Arriving in Svalbard
Waiting on the tarmac at Tromsø Airport for our Scandinavian Airlines (SAS) flight to Svalbard, I nervously check my watch as the noon deadline approaches for SAS pilots to announce a strike. What will happen to our flight to Svalbard if the pilots strike? Will we be stuck in Tromsø? What will happen to the many months of planning and securing permits for our research on Svalbard? Shortly before noon we board the plane – a hopeful sign. But just after the stroke of noon, SAS announces a pilot strike. I lurch my head up and stare at the cockpit door expecting the pilots to swing it open and walk off. Instead, the plane begins to taxi down the runway. I will the plane skyward while fearing it will suddenly turn around and take us back to Tromsø like the zeppelin departing Berlin in Indiana Jones and the Last Crusade.
It’s not until we are snug in the little hangar at Longyearbyen Airport that I finally breathe a sigh of relief and let my mind wander to the third flight of the day to reach our destination – Ny-Ålesund, an even smaller town 70 miles northwest of Longyearbyen. I think about the hardship early explorers to Svalbard faced, braving days at sea amid thick pack ice and frigid temperatures. It hardly seems fair, but I’m happy to climb aboard when the attendant shepherds me to the plane for our 22-minute flight.
With each mile from Longyearbyen, my excitement grows. For months, I imagined spotting Ny-Ålesund, sitting upon the craggy, black-and-white coastline of Spitsbergen, Svalbard’s largest island, its shores awash in a ceaseless, polar-summer sun. Now aloft in the clouds, diffuse sunlight fills the fuselage, isolating us from the world below. The dull humming of the twin propellers echoes in my head, easily cutting though the flimsy foam earplugs handed out before takeoff.
As we begin our initial descent into Ny-Ålesund, my eyes scrutinize each small opening or darkening in the clouds, straining to glimpse mountain peaks or glaciers. But no luck – the dense cloud cover hangs like a thick veil obscuring all features below.

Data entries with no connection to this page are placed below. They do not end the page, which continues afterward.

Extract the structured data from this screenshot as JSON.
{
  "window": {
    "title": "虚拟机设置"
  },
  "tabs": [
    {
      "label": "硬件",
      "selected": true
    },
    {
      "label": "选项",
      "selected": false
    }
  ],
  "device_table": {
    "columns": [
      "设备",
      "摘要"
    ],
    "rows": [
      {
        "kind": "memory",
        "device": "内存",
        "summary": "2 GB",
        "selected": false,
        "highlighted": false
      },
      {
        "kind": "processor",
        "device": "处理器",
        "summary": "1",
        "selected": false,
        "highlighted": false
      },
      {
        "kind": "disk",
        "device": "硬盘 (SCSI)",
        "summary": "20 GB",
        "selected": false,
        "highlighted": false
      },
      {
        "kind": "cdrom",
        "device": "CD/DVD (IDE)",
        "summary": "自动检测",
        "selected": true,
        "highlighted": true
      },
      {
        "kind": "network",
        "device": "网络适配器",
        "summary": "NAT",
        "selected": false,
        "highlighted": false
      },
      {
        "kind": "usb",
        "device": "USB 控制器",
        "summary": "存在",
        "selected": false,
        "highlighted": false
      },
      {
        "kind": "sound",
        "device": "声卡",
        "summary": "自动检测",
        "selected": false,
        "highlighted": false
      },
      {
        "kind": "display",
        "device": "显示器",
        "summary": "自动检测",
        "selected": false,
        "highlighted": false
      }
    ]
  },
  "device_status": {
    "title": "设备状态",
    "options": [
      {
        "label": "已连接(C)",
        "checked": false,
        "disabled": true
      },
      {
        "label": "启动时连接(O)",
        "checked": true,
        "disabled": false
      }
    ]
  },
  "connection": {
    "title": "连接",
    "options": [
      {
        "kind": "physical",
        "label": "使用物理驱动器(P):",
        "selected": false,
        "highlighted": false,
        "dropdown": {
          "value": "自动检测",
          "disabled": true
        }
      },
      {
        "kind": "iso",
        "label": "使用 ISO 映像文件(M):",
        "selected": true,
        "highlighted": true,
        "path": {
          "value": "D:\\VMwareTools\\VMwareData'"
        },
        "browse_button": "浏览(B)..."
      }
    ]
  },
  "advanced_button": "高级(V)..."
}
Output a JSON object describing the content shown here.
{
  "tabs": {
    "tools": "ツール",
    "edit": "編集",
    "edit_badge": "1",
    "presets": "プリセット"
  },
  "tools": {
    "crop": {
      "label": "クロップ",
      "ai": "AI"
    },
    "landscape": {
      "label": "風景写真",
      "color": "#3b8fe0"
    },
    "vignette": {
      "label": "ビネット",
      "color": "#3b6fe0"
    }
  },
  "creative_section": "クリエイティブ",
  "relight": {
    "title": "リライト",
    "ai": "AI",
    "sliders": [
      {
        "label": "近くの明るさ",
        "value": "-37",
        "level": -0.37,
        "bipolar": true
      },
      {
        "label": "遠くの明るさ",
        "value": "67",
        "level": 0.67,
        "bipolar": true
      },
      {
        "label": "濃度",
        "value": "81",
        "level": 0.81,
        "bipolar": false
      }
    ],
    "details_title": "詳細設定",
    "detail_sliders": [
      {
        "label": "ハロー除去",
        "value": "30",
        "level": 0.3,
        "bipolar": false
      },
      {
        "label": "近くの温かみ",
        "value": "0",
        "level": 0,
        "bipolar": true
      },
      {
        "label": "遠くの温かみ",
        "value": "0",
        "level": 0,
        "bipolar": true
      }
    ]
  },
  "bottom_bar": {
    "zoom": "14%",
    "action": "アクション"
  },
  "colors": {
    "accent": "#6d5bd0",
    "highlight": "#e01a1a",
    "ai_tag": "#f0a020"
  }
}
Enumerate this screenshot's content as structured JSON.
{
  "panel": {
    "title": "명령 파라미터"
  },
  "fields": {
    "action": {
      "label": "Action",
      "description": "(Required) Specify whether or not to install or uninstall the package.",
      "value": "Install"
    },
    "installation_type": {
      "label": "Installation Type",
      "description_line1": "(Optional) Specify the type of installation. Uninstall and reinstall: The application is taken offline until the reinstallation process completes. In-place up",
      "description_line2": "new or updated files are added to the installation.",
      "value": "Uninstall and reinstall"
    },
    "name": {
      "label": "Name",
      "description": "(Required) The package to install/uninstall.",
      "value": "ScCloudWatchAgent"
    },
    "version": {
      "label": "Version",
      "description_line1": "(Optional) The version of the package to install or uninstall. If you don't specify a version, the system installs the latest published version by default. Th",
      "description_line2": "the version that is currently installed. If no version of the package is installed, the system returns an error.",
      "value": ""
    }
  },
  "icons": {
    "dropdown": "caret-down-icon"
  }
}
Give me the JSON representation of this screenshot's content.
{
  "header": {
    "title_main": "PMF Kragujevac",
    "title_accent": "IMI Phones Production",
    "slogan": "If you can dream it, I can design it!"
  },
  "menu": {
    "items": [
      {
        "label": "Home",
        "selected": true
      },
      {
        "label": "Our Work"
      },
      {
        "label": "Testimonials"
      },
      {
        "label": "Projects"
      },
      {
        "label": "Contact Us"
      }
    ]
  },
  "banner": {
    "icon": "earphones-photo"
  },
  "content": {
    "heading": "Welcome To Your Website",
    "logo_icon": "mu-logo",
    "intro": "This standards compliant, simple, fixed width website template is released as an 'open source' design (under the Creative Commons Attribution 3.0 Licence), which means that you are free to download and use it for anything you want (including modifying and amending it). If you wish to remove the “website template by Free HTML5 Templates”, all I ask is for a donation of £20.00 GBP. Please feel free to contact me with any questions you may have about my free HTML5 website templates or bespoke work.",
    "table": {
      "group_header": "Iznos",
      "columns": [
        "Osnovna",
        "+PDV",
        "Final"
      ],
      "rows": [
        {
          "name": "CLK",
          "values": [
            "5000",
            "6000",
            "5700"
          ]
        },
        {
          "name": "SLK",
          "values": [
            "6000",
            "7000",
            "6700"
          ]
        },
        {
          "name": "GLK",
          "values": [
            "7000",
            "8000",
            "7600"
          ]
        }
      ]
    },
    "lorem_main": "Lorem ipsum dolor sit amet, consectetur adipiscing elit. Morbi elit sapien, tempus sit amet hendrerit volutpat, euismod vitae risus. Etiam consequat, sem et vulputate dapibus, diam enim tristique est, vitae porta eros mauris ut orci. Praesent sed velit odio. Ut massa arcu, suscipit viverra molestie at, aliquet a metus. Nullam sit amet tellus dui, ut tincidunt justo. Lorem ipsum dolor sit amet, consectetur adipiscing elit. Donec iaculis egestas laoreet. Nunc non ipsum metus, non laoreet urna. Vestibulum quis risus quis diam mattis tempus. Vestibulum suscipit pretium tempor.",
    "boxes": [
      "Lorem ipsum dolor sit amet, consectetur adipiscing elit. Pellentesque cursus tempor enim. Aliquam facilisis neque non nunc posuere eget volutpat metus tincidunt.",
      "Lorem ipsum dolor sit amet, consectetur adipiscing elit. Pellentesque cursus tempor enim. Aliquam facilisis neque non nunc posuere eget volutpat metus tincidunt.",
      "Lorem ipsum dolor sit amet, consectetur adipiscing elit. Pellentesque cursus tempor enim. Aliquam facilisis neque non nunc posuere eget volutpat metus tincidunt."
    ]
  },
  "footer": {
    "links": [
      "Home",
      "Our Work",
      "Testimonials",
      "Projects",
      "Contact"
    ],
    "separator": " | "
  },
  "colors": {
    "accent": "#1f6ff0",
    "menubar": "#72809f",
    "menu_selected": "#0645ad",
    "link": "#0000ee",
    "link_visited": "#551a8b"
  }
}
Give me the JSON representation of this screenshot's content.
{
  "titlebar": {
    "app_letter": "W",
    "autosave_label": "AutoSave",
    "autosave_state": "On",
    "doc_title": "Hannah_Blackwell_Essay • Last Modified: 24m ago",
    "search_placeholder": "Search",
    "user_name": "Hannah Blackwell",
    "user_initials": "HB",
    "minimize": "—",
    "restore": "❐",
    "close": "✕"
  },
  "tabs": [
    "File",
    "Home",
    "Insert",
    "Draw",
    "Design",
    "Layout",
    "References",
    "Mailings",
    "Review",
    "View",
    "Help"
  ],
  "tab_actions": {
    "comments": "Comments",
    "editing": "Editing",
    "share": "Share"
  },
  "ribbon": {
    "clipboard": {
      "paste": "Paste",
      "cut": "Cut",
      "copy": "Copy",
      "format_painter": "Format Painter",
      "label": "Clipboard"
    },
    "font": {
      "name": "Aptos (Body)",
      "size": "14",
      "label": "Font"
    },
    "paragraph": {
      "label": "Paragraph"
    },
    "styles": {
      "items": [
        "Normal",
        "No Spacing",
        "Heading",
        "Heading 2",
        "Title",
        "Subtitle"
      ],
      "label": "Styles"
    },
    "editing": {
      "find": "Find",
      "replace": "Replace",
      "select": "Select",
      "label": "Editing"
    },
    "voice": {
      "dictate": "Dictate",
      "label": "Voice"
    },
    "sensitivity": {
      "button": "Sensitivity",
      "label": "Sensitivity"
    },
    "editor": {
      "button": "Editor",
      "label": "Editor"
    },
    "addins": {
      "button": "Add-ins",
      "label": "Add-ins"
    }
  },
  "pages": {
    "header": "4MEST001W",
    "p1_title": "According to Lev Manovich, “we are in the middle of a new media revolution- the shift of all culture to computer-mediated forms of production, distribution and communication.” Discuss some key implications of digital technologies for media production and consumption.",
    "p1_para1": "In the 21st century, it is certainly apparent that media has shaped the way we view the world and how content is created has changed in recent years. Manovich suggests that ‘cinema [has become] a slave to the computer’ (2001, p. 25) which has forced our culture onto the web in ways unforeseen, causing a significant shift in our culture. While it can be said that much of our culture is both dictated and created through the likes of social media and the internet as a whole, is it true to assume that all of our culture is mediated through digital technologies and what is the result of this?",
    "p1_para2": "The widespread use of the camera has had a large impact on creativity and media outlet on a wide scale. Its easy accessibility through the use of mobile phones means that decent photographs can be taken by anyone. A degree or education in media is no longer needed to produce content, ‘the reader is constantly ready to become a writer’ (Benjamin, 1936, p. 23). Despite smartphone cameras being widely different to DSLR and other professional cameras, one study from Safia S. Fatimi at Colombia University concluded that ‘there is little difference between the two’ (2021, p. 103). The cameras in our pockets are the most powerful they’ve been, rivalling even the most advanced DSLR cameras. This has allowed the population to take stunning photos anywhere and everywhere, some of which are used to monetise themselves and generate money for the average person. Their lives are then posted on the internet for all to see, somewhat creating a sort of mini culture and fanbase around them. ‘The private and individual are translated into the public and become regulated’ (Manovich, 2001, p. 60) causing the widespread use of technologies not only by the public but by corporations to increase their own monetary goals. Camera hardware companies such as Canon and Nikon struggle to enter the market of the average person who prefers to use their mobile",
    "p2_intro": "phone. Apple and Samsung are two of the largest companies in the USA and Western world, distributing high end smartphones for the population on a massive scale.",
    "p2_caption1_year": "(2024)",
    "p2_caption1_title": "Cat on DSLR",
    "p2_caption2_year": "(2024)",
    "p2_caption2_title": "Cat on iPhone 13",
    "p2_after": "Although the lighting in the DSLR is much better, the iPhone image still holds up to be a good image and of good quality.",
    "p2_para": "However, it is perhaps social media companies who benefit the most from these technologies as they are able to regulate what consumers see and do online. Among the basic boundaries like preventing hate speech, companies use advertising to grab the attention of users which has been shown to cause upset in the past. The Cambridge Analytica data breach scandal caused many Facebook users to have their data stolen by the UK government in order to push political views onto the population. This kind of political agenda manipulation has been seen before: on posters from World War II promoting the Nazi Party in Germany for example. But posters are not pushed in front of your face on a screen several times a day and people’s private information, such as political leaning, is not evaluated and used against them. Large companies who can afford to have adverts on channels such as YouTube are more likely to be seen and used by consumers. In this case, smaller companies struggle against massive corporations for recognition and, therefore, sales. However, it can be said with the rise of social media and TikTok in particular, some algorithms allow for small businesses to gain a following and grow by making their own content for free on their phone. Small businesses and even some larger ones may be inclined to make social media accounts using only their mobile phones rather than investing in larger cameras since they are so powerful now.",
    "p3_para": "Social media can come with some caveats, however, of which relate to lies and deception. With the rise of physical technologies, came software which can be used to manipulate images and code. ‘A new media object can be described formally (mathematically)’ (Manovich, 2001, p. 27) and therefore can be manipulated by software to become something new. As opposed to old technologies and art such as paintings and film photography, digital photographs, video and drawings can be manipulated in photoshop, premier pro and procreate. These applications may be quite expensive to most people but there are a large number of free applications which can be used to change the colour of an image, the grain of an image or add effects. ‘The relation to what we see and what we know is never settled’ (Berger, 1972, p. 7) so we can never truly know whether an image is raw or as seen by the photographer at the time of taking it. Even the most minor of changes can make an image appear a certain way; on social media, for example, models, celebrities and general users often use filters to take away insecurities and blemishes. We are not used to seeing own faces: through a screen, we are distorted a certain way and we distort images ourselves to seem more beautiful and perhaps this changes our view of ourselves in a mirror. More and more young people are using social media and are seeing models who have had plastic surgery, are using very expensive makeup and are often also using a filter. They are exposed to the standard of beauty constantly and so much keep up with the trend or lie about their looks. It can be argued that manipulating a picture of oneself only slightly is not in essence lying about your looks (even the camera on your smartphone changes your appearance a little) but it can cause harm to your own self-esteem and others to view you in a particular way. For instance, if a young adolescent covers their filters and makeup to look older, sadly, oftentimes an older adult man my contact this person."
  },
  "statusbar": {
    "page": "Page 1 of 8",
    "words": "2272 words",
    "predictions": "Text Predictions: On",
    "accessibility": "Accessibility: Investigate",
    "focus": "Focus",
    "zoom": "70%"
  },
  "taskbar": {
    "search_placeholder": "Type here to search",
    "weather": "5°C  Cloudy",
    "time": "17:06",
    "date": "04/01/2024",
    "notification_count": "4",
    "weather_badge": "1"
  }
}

When we finally drop through the clouds, the sky opens onto a field of sinuous, glacial-cut ridges erupting from the sea. An epoch of erosion has gouged parallel sets of gullies, with the remaining cliff faces standing like chiseled pillars marking the entrance to Ny-Ålesund. Flying level with the mountain peaks, the jagged edges imbue a sense of raw, untouched wilderness that leaves me with an awe not felt since my family visited Alaska when I was 11. Suddenly, the jolt of the plane touching down snaps me back to Ny-Ålesund: “We’re here!”
The Town of Ny-Ålesund
After collecting my bags from the reception area of Kings Bay, the not-for-profit company that operates the town, I step outside and watch reindeer lazily graze on grass and lichens growing on the beach toward the Kongsfjorden. I feel transported into an enchanted land. Marching down the gravel roads and foot paths, I pass the town store selling colorful shirts, coffee mugs, and hats all proudly proclaiming, “Ny-Ålesund, 79°N” – heedless of the fact the town is 5 miles shy of 79°N. This slight stretch of the truth does not seem to bother the ever-increasing number of tourists who arrive by cruise ship and buy up souvenirs and tool around town for a few hours. The town store is only open when cruise ships or airplanes land.
Shortly after leaving the store, I recognize the worn, red wooden siding of NERC Arctic Research Station, our home for the next week. Operated by the British Antarctic Survey, the station is one of 19 in Ny-Ålesund run by 11 different countries. Svalbard is a VISA-free zone that allows all signatories of the 1920 Svalbard Treaty to operate scientific research stations on the archipelago. Exhausted from travel and worry, I sink into the chair in my room and begin dreaming about the adventure that awaits.